What I was trying to get at with this dust collector is where or not this is a deal I would never regret taking or if I should just wait. I didn't want to know if it was the most expensive, but whether or not it would leave me later wanting for one better or if I could get a different model to do the same job around the same price. In short, I was just wondering if this was a "can't miss" deal.

After reading your responses, I think I will sit tight and wait until the time comes to set up my dust collection. It seems there is a lot to think about and while this Powermatic may be a great tool, it could end up not being the best for me and my shop. I think I would rather wait and possibly have to pay a few hundred bucks more but know that I am getting what is the best fit for my specific shop. 

Let me know if anyone disagrees with that approach. I think I could probably get the collector for $400 so it is getting to the price where it isn't much more expensive than a big shop vac!


----------



## SMLWinds (Jan 25, 2012)

As I research this I start to reconsider and maybe take the deal--it is cheap enough that even if I use this one a specific portion of my shop it doesn't seem like a bad investment.

What do you mean make sure it comes with the cannisters and that the OEM bags aren't very good? 

I have attached a picture of the DC from the owner (not sure if this is the one he has or the one he is selling...sounds like he has 2 of them). Here is what he said:

"Model PM1900, 3 HP Dust Collector with Canister and Filter, All brand new in boxes, never used. This is also 3 phase. To buy it from the supplier now today's price is 1,599.00 Three phase. It can be converted to 110 by switching the motor on it or using a transformer ( which is what we used in our shop on a similiar one) this one is brand new, never been used"

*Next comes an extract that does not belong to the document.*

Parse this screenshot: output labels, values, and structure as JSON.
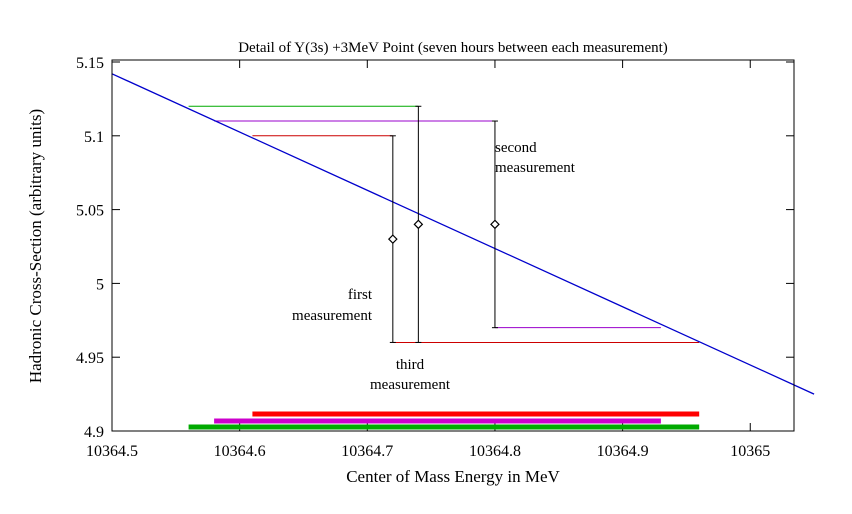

Can someone with more electrical knowledge than myself tell me how difficult it would be to use this 3 phase unit in a standard shop without 3 phase current? I haven't set up my electrical yet, but I wasn't planning on putting 3 phase for the amount of work I'll be doing. I don't think I would ever recoup my costs in electrical savings.

Thanks!


----------



## woodnthings (Jan 24, 2009)

*it's the 3 phase that's the issue*

You can not use it on your single phase shop current without a phase converter. OR you could change out the motor with a single phase 3 HP motor as shown here:

http://www.grizzly.com/search/search?q=3%20HP%20motor


Both options are about possible.$325.00 or so for a 3 HP motor. and $190.00 to $242.00 for a static phase converter.

The phase converter will allow you to use other 3 phase motors which are considerably cheaper to purchase since 3 phase industrial equipment goes for much less at auctions.

If you want "all new" then probably changing the motor is best, then sell the new 3 phase motor as "unused".


----------